Badan Antariksa Afrika menandai bab baru
Ketika Badan Antariksa Afrika (AFSA) diresmikan pada bulan April 2025 di Kairo, Mesir, itu mungkin telah menandai bab baru dalam kisah luar angkasa Afrika. AFSA bertujuan untuk menyatukan negara -negara untuk bekerja bersama, berbagi infrastruktur dan data.
“Anda memiliki negara -negara seperti Mesir, Nigeria, Aljazair dan Afrika Selatan – beberapa program ruang angkasa nasional mereka berusia lebih dari dua dekade,” kata Oniosun. “Maka Anda memiliki program luar angkasa yang relatif muda – Badan Antariksa Kenya didirikan pada tahun 2017, Ethiopia dan Rwanda. Negara -negara seperti itu berada di tingkat yang berbeda. Sekarang, semua orang berbicara satu sama lain.”
OlumodiMu membedakan antara negara-negara “Spacefaring” dan “asppirasi-ruang”, tanpa ingin menyinggung salah satu negara ruang angkasa yang lebih muda, seperti yang ditambahkannya.

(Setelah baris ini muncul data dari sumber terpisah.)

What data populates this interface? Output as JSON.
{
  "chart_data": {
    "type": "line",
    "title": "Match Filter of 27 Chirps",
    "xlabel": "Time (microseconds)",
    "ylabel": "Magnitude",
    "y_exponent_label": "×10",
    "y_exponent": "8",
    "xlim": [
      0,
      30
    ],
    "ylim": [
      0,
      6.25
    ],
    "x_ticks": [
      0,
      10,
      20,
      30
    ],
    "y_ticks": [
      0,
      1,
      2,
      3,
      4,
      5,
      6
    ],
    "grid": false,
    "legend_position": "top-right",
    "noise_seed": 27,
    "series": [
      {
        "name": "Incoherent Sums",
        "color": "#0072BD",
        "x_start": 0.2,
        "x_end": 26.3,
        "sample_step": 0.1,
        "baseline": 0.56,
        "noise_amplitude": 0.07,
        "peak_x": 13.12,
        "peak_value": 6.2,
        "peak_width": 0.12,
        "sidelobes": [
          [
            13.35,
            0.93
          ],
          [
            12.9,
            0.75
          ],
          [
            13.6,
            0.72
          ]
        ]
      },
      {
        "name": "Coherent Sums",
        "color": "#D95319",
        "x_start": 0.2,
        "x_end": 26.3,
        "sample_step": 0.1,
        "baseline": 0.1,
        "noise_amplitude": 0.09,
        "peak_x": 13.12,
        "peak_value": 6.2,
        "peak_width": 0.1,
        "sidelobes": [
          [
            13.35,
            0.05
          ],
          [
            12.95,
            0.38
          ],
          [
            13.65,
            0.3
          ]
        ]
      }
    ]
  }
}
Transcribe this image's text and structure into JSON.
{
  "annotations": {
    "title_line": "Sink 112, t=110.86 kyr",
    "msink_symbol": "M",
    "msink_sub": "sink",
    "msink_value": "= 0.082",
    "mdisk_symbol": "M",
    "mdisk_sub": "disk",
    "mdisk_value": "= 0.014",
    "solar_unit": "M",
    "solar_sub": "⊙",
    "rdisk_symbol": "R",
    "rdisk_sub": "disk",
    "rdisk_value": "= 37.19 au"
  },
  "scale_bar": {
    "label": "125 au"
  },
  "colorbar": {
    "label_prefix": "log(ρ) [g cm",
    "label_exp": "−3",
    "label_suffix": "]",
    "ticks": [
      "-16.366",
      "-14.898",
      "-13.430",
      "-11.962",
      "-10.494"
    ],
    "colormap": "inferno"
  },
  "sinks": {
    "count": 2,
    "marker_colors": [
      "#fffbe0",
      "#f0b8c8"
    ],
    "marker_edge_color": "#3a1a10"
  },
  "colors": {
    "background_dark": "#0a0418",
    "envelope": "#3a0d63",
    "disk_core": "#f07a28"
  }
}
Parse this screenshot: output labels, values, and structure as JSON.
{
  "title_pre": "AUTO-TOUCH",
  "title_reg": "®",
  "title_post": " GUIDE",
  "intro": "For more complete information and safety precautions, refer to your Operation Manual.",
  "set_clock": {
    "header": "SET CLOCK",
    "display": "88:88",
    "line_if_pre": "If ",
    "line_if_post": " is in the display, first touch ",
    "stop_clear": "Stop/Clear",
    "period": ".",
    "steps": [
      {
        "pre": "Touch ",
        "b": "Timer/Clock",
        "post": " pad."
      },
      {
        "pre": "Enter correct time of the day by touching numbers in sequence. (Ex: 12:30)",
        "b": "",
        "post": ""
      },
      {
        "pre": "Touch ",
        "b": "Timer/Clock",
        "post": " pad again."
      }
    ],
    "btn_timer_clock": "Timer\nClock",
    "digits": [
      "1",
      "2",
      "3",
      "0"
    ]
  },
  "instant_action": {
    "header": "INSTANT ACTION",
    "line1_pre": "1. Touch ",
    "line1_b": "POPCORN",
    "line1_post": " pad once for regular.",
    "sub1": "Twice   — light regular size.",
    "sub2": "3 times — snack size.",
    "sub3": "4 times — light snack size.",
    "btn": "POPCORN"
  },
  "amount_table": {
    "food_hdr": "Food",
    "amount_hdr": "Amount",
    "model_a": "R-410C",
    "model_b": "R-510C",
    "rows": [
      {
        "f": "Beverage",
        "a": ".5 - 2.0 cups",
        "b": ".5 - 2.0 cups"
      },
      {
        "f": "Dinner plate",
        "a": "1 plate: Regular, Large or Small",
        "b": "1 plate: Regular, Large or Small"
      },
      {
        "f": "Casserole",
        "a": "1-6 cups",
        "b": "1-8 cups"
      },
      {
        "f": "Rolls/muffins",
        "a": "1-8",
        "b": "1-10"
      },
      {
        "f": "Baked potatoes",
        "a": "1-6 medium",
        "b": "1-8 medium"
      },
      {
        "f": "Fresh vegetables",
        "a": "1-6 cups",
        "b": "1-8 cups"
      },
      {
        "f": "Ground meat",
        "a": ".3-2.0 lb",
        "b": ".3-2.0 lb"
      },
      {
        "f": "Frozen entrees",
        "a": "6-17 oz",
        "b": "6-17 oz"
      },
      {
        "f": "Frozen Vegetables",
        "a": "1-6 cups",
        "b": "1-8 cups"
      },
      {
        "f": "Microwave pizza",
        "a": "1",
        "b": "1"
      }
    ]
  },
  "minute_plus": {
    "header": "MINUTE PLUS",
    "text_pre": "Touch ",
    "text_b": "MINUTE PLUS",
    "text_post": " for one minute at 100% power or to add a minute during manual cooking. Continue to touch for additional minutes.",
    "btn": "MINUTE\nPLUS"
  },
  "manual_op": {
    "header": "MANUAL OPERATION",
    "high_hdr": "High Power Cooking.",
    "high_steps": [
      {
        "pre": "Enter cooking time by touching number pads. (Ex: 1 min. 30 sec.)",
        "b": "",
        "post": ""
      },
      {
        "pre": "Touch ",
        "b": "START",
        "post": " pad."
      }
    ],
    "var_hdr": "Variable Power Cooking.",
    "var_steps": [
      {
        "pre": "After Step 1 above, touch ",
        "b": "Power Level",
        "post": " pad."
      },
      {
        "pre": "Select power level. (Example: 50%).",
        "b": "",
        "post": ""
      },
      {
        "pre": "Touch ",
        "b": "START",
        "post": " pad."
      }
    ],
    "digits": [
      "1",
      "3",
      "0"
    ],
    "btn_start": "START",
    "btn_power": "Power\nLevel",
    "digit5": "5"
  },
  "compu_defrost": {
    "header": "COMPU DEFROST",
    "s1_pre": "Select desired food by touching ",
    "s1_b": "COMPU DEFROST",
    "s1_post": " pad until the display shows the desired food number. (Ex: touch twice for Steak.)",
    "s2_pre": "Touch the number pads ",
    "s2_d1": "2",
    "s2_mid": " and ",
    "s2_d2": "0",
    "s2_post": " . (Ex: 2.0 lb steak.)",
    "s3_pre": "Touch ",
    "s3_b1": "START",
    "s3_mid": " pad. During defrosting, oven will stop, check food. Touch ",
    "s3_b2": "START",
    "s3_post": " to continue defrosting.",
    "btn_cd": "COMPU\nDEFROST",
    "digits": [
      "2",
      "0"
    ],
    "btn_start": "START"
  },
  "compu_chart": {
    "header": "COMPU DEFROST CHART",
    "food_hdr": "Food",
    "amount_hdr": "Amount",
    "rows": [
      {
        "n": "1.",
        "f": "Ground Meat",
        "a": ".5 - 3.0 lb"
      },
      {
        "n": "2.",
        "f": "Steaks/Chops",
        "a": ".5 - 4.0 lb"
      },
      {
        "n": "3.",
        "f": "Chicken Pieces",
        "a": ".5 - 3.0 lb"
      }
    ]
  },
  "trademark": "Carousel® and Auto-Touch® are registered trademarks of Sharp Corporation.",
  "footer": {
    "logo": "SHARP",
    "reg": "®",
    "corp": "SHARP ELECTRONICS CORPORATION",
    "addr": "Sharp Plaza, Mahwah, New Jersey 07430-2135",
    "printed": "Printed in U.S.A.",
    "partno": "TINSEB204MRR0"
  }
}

“Ketika kami mulai di Nigeria dengan satelit komunikasi pertama, bagian dari pekerjaan dilakukan di Surrey Satellite Center, Inggris, dan peluncuran dilakukan dari Asia,” kata Olumodima. “Tapi sekarang, ada banyak hal yang terjadi di dalam benua Afrika itu sendiri.”

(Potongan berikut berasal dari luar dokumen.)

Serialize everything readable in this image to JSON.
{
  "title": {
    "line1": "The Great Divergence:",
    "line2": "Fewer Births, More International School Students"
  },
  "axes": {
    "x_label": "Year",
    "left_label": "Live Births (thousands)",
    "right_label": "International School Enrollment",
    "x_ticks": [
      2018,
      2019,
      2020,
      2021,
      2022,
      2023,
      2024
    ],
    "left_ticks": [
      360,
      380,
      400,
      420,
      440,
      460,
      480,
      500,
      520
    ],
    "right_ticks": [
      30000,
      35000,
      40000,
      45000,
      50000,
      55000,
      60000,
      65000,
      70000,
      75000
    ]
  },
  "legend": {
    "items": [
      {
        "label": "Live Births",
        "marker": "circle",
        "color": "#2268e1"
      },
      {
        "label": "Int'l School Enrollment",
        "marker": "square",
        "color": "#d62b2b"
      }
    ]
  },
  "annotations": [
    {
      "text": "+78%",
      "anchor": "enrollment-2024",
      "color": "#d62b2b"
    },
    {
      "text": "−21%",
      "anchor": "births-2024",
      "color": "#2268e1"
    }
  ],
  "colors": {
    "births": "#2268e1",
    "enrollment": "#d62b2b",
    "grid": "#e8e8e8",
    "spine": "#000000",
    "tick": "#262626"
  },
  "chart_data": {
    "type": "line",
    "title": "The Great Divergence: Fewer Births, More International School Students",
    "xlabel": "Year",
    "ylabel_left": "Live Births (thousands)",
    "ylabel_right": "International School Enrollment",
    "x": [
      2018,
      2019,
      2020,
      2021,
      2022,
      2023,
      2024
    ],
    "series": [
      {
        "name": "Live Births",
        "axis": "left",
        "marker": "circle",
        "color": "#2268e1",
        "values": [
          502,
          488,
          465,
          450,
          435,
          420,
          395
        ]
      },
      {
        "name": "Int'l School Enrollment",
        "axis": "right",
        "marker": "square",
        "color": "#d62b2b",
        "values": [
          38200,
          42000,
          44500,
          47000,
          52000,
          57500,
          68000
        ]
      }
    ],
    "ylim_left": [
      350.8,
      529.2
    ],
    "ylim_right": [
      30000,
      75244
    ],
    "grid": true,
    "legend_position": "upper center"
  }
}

Diharapkan bahwa AFSA akan membantu transfer pengetahuan dan teknologi di benua Afrika, tidak peduli tingkat keahlian negara. Dan tampaknya berhasil: semua orang ingin berkolaborasi dengan Mesir, negara tuan rumah AFSA.
“Ambisi Mesir adalah berada di garis depan (ruang di Afrika),” kata Olumodima.
Bagaimana kekayaan AFSA akan berkembang, bagaimanapun, “tidak pasti,” kata Weissenberg. “Afrika bahkan lebih rumit di Eropa.” Kemungkinannya adalah mereka akan berhasil – jika sendirian karena fakta bahwa mereka mendapat dukungan dari Cina.
“Satu kata di Mesir,” kata Weissenberg, “mereka cerdas. Mereka meluncurkan kemitraan strategis dengan China.”
Weissenberg menekankan bahwa Cina membangun seluruh situs AFSA, dari bangunan hingga infrastruktur teknis. Dan sebagai imbalan atas investasi mereka, “Mereka mendapatkan kendali atas Afrika. Sesederhana itu.”